La giovane inclinò il capo da un lato, ora maggiormente incuriosita da quell'uomo che probabilmente rappresentava una minaccia. Lo lasciò avvicinare, fin quando non furono a qualche passo di distanza. Suo padre l'avrebbe presa per pazza, vedendola lì, a nemmeno tre piedi da quello straniero, con lo sguardo inesorabilmente attratto da quegli occhi e l'anima protesa verso quell'assurda situazione. Lui allungò il grande palmo verso di lei, trattenendo sul volto un'espressione tranquilla. Euterpe osservò la mano dell'uomo, per poi sollevare il proprio sguardo su di lui. La sua altezza notevole la sovrastava, e la ragazza si strinse nelle spalle, innervosita ma interessata al mistero che aleggiava intorno alla sua comparsa. Titubante, posò la propria mano sul palmo di lui; era ruvido, ma caldo, ed Euterpe lasciò che le proprie dita lo studiassero con velata curiosità. 

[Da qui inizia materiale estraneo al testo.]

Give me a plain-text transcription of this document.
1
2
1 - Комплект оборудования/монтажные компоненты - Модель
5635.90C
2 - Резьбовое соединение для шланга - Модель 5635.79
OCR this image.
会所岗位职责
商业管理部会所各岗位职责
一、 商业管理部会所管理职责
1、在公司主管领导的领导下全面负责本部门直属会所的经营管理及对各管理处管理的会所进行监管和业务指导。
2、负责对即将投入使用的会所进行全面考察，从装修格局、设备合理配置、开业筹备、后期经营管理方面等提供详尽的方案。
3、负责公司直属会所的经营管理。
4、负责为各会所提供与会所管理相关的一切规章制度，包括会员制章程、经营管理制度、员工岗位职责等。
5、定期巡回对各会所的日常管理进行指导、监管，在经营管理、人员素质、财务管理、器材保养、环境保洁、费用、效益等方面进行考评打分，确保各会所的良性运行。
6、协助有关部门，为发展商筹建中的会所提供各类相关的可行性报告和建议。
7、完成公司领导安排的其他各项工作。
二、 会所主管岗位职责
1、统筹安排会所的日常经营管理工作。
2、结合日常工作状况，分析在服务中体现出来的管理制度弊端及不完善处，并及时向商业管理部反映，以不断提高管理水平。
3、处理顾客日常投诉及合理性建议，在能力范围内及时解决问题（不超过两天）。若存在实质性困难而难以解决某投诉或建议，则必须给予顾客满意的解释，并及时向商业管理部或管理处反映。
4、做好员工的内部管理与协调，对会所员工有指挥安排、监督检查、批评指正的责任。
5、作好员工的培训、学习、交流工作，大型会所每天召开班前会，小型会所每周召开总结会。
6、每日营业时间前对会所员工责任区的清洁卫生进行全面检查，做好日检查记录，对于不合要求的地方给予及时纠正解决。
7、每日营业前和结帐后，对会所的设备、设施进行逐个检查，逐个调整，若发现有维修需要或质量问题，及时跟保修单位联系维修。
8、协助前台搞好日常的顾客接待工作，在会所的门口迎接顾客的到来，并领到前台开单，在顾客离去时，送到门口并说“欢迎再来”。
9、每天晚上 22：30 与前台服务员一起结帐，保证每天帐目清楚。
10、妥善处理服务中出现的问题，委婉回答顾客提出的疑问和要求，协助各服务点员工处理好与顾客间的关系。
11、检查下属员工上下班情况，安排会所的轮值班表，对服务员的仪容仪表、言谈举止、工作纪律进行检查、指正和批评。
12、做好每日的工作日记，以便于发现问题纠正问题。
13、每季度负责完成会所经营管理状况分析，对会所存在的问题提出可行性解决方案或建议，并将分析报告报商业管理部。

Alzò ancora lo sguardo su di lui, ricambiando timidamente il sorriso che ora illuminava completamente i tratti di quel volto straniero piacevolmente inaspettato.


Vodka.
Mandò giù per la gola un altro sorso bruciante di vodka, imprecando per il fastidio e ridendo della buffa danza che Theia si apprestava ad eseguire.

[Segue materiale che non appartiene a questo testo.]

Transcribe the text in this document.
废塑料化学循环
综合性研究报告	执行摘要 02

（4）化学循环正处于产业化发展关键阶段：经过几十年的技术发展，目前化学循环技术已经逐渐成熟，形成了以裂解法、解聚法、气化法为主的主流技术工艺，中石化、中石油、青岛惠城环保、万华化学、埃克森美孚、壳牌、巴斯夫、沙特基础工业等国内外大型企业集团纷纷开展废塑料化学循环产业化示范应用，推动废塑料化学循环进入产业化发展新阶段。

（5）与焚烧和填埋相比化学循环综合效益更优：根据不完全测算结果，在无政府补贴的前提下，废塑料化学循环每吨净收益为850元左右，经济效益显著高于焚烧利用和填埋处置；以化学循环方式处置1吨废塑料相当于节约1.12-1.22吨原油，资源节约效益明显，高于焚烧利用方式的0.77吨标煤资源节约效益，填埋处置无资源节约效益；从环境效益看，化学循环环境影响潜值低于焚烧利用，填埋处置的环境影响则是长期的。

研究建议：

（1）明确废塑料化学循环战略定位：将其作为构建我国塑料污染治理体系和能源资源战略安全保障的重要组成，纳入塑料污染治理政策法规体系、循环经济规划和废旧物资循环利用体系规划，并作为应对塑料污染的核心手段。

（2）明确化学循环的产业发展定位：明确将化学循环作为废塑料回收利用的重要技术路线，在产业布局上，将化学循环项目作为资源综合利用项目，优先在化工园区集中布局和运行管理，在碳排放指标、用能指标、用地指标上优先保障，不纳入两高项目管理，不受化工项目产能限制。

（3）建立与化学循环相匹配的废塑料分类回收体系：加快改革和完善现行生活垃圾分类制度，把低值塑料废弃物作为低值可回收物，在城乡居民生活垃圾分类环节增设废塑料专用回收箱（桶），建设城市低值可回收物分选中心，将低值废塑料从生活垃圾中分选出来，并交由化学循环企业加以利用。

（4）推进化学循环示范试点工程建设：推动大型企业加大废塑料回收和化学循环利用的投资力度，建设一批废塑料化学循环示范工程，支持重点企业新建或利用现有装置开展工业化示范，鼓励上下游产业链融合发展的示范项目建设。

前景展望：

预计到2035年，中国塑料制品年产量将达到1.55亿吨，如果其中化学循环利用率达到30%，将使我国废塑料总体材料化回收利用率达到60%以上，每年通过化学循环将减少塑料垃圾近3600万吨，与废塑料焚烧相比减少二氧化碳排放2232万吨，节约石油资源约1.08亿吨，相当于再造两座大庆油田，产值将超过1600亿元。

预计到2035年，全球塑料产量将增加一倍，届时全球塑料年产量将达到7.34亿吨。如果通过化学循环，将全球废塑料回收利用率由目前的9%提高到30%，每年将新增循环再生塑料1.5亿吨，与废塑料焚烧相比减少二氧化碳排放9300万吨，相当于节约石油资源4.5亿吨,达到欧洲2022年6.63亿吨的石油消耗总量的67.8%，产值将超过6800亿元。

Perses scosse la testa, mentre la raggiungeva, incespicando nel porre un piede davanti all'altro. La vista annebbiata lasciava sfumare davanti a lui ogni contorno, e l'unica cosa che gli riusciva di distinguere era il groviglio di riccioli biondi di fronte a lui. La donna lo aveva preso per un braccio e lo trascinava per il marciapiedi deserto, cantando sguaiata una canzone che era abbastanza sicuro di aver udito in uno di quegli stupidi film sui pirati. Ma in quel momento era troppo preso dall'alcool e dalla precaria stabilità del proprio corpo per preoccuparsi di quelle cazzate.
La seguiva mansueto, sorridendo ogni volta che alzava la voce in risposta ad una lamentela di un qualche stronzo nelle vicinanze. Non si risparmiava gesti e imprecazioni poco adatte per una ragazza, eppure lui non le avrebbe mai chiesto di uscire, se non fosse stata esattamente così: vera, spontanea e irriverente. I suoi amici si erano tutti stupiti, quando lo schivo e taciturno Perses li aveva lasciati quel pomeriggio dicendo: "Stasera esco con una, non aspettatemi per il pub.", senza dar loro modo di replicare o ammiccare eloquentemente nella sua direzione.

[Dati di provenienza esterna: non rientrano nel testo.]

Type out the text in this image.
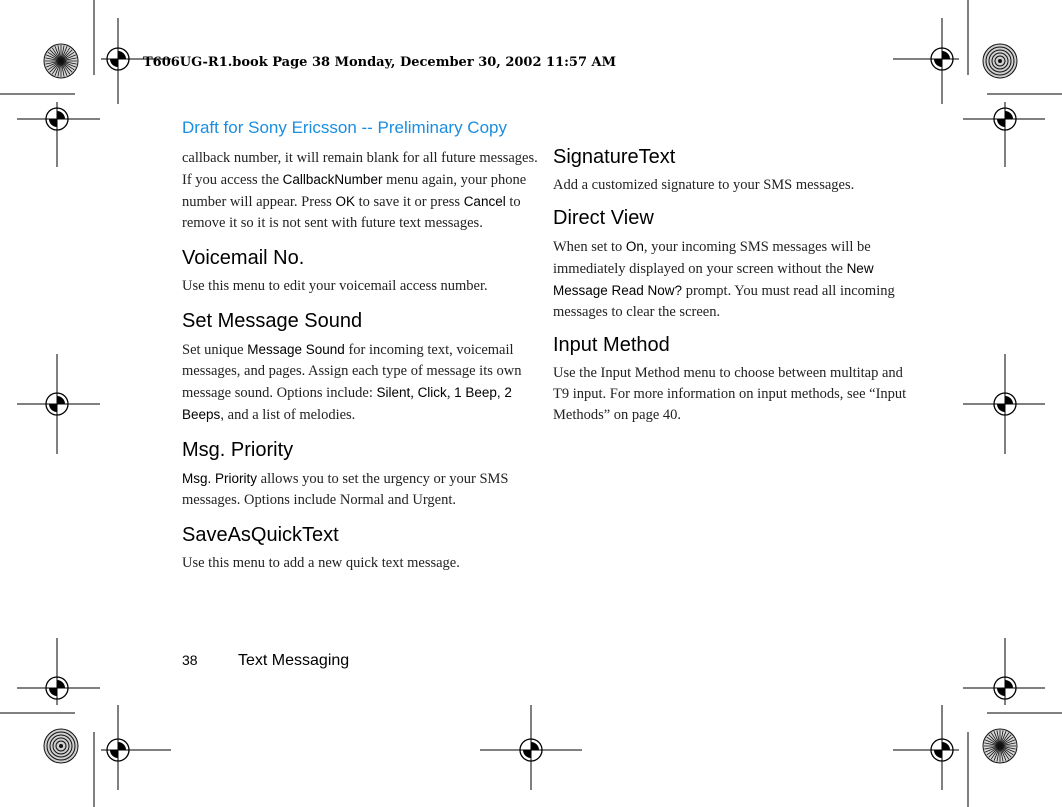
T606UG-R1.book Page 38 Monday, December 30, 2002 11:57 AM
Draft for Sony Ericsson -- Preliminary Copy

callback number, it will remain blank for all future messages. If you access the CallbackNumber menu again, your phone number will appear. Press OK to save it or press Cancel to remove it so it is not sent with future text messages.

Voicemail No.

Use this menu to edit your voicemail access number.

Set Message Sound

Set unique Message Sound for incoming text, voicemail messages, and pages. Assign each type of message its own message sound. Options include: Silent, Click, 1 Beep, 2 Beeps, and a list of melodies.

Msg. Priority

Msg. Priority allows you to set the urgency or your SMS messages. Options include Normal and Urgent.

SaveAsQuickText

Use this menu to add a new quick text message.

SignatureText

Add a customized signature to your SMS messages.

Direct View

When set to On, your incoming SMS messages will be immediately displayed on your screen without the New Message Read Now? prompt. You must read all incoming messages to clear the screen.

Input Method

Use the Input Method menu to choose between multitap and T9 input. For more information on input methods, see “Input Methods” on page 40.

38	Text Messaging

Theia si sedette malamente sul bordo rovinato del marciapiedi, portando Perses a fare lo stesso. La giovane rubò la bottiglia dalle mani del compagno, e si scolò un quarto di bottiglia in un solo sorso. Poi sorrise vacua, ma trattenendo il proprio sguardo in quello dell'uomo. 
"Aspetti l'autobus con me? Prima che passi diventerò vecchia e rincoglionita, vorrei un po' di compagnia." 
Lui rise roco, stendendo le lunghe gambe di fronte a lui e asserendo col capo. La ragazza lo osservò, metà rapita dai fumi della vodka e metà da quegli occhi ombrosi. Quel visetto da bravo ragazzo non gliel'aveva mai data a bere, come pure quel comportamento da bel tenebroso che si ostinava a mostrare all'università. Certo era riservato, ma era certa che quell'aura da dannato gliel'avessero affibbiata. Le sue amiche praticamente si bagnavano ogni volta che per sbaglio il suo sguardo le intercettava, mentre lei si divertiva a prenderle bonariamente in giro. Non credeva di potergli interessare, dato l'effervescente carattere così discordante con quello di Perses. Tuttavia quella sera Theia aveva avuto modo di constatare che due pezzi di un puzzle, per incastrarsi, devono per forza essere diversi.
Sorrise nel buio, mentre poggiava la testa sulla spalla del giovane uomo. Lui dal canto suo era più che intenzionato a lasciarla lì, anzi se avesse dormito da lui non avrebbe mosso polemiche. Posò la guancia sui suoi capelli, lasciandosi accarezzare dalla loro morbidezza. Lei mosse una mano a stuzzicargli il lembo della maglia grigia, mentre sorrideva maligna. 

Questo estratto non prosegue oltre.